The way mice keep warm during long cold spells is more complex than was originally believed. This discovery offers new insights useful for treating overweight and diabetes, shows a study by the German Helmholtz Diabetes Center in collaboration with others including WUR.
The bodies of mammals contain two kinds of fatty tissue: white fat and brown fat. White fat primarily stores calories, while brown fat cells convert the calories in the body into heat. To generate this heat, the brown fat cells use the protein UCP1. The body can adapt to extended periods of cold by making extra brown fat cells in the white fat tissue.
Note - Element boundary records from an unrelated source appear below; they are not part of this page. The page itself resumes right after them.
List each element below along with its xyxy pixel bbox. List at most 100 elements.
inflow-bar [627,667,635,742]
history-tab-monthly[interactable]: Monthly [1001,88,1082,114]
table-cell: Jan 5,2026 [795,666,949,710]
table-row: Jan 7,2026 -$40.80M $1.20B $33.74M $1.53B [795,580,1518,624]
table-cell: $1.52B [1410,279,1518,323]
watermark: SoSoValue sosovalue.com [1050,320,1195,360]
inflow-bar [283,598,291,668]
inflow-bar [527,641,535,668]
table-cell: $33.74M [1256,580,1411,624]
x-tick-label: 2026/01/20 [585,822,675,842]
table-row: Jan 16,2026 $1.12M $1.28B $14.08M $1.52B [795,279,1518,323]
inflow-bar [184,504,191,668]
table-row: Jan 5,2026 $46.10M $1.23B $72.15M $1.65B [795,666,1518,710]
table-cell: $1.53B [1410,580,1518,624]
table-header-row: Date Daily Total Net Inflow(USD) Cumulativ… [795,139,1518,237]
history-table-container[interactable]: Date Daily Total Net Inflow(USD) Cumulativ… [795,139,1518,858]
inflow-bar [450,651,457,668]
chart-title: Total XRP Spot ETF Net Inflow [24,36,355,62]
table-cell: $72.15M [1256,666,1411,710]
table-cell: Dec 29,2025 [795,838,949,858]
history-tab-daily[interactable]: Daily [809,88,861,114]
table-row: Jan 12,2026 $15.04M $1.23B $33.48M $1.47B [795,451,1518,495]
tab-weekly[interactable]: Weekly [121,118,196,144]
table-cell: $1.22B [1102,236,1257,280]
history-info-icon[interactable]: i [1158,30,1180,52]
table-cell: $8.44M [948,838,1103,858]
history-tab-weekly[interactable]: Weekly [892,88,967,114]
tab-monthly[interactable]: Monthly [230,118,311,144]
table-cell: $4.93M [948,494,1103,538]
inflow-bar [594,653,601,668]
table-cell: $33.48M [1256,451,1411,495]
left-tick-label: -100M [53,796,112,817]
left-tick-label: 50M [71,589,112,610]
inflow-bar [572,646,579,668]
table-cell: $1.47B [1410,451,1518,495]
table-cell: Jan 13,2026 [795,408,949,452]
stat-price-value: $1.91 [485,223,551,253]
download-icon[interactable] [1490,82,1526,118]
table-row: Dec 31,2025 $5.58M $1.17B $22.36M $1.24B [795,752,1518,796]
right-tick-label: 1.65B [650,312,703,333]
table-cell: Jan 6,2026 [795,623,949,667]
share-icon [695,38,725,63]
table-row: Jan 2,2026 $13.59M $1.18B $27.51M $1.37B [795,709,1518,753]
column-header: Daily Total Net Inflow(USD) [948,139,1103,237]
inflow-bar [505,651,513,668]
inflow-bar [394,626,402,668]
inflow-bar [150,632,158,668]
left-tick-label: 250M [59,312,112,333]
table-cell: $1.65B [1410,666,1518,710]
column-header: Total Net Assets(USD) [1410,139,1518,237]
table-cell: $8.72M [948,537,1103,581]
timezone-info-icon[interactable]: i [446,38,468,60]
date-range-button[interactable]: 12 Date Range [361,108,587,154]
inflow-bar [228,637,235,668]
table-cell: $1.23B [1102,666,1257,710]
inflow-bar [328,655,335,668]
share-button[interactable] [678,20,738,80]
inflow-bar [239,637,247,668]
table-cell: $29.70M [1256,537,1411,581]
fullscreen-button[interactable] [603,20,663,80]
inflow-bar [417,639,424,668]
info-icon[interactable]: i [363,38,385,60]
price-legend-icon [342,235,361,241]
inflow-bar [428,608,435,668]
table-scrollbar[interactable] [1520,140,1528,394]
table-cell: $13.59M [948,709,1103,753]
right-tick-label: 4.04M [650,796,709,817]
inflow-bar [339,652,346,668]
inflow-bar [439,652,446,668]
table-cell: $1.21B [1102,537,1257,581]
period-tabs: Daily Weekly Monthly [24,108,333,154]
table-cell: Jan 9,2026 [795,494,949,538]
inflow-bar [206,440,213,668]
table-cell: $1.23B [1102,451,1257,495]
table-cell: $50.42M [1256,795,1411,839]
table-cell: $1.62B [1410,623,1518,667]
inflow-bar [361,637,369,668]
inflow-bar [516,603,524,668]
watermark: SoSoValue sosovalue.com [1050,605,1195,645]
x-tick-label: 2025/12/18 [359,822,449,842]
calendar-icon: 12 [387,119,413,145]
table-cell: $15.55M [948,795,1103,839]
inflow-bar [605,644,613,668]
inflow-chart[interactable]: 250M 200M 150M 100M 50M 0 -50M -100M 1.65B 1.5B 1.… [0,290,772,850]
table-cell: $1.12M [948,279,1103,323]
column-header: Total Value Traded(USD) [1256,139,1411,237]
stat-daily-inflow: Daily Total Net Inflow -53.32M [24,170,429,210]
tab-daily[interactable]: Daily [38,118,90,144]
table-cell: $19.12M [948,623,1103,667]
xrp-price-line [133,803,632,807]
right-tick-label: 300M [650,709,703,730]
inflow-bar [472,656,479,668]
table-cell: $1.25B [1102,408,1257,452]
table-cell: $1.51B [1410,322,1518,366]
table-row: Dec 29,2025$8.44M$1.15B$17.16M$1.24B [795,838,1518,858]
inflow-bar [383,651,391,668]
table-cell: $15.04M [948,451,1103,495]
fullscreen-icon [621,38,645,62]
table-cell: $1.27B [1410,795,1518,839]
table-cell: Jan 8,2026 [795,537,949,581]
‘Until now it was thought that this was reinforced by the protein FGF21,’ says Evert van Schothorst of the Physiology of Humans and Animals chair group. ‘Scientists see this protein as a key factor in the development of a treatment for overweight and diabetes, which is related to it. More brown fat ensures that the body starts burning energy, and therefore not storing it as fat. But it appears from our study that this protein is not absolutely necessary.’
In this study, published in Cell Metabolism, the researchers looked at heat regulation in mice exposed to cold over a long period. Through an adaptation to their genes the mice no longer made one or both of the proteins UCP1 and FGF21. Van Schothorst: ‘We had expected things to go very badly for these mice. But it turns out that the mice which lack one or even both of these proteins have an alternative mechanism for keeping themselves warm and maintaining their weight.’ It turned out that the white fat tissue has another way of generating heat without UCP1. Even more remarkable was the fact that brown fat cells appeared in the white fat tissue, even when there was no FGF21 protein. Whether this applies to humans too, Van Schothorst is not sure. That should become clear from follow-up research.